Que le directeur des finances soit tenu de présenter tous les ans à vos préposés, et à une époque indiquée, le montant des recettes et des dépenses de l'année, et qu'après vérification faite, ces préposés se transportent au trésor national pour en constater l'état.

Prenez-y garde, Messieurs, vingt millions d'hommes versent le produit de leurs impositions au trésor national, et un homme, un seul homme en a eu jusqu'à présent le maniement et la disposition ; si par la suite, les deniers publics sont divertis, c'est à vous que la Nation s'en prendra, parce qu'elle vous charge de veiller à leur emploi, en les remettant sous votre garde.

Avant de travailler à l'amélioration des finances, appliquez­-vous d'abord à détruire les abus.

Demandez la diminution des émoluments des hommes en place. Les grandes charges de la couronne et de la cour, celles dont les appointements ne sont point acquis par une finance proportionnée ou mérités par un service pénible, sont dignes de votre attention.

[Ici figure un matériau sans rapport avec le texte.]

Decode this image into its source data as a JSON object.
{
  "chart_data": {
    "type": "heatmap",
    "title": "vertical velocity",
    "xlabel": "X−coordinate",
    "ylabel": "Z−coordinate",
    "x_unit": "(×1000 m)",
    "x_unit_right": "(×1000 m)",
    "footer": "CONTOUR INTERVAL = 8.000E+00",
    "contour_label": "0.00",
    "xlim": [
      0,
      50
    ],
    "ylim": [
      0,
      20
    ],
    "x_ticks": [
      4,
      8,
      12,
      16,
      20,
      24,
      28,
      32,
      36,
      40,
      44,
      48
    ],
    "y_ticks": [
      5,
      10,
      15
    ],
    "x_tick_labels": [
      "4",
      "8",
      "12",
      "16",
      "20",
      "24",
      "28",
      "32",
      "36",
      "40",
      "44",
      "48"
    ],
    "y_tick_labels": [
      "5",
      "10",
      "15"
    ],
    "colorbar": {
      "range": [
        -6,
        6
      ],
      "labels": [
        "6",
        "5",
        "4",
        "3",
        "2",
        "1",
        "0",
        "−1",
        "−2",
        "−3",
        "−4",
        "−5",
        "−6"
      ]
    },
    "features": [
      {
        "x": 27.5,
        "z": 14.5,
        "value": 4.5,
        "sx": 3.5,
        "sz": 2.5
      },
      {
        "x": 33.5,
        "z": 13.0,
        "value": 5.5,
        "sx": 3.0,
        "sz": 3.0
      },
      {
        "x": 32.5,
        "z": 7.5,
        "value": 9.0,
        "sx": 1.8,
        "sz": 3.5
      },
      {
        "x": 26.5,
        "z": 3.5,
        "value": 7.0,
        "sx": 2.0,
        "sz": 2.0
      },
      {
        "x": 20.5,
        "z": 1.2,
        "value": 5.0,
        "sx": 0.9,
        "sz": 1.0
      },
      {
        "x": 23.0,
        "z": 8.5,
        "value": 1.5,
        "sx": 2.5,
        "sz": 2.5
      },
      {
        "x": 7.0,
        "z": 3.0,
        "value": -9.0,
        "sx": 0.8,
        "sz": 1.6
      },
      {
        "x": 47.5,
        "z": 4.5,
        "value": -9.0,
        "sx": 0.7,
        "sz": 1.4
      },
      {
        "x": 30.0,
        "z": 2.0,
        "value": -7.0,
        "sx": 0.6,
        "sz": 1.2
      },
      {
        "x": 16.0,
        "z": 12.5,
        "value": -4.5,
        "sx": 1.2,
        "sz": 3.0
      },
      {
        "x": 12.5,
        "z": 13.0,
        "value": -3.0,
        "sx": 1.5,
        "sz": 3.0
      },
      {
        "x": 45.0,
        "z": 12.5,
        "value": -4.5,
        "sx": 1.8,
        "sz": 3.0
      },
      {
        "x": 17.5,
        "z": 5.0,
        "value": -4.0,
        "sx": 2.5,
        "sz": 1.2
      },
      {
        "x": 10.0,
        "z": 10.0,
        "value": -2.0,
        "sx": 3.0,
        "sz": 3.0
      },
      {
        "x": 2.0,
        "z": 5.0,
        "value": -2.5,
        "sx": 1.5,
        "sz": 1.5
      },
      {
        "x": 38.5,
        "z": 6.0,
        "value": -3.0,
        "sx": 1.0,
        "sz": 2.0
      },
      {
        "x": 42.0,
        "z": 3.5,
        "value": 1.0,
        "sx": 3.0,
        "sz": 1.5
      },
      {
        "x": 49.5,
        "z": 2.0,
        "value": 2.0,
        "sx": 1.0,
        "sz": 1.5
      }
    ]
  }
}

Suivez les ministres jusque dans leurs retraites. Dix mille francs de pension suffisent à ceux qui n'ont été que cinq ans en place, accordez-en vingt à ceux qui y auront été dix ans, trente à ceux qui y seront restés quinze ans. IL faut que les services soient récompensés. Si aucun d'eux y fournit une carrière de vingt cinq ans, O! donnez lui cent mille écus! S'ils ne sont pas dus à ses services, vous les devez à sa persévérance, ou du moins à son heureuse étoile.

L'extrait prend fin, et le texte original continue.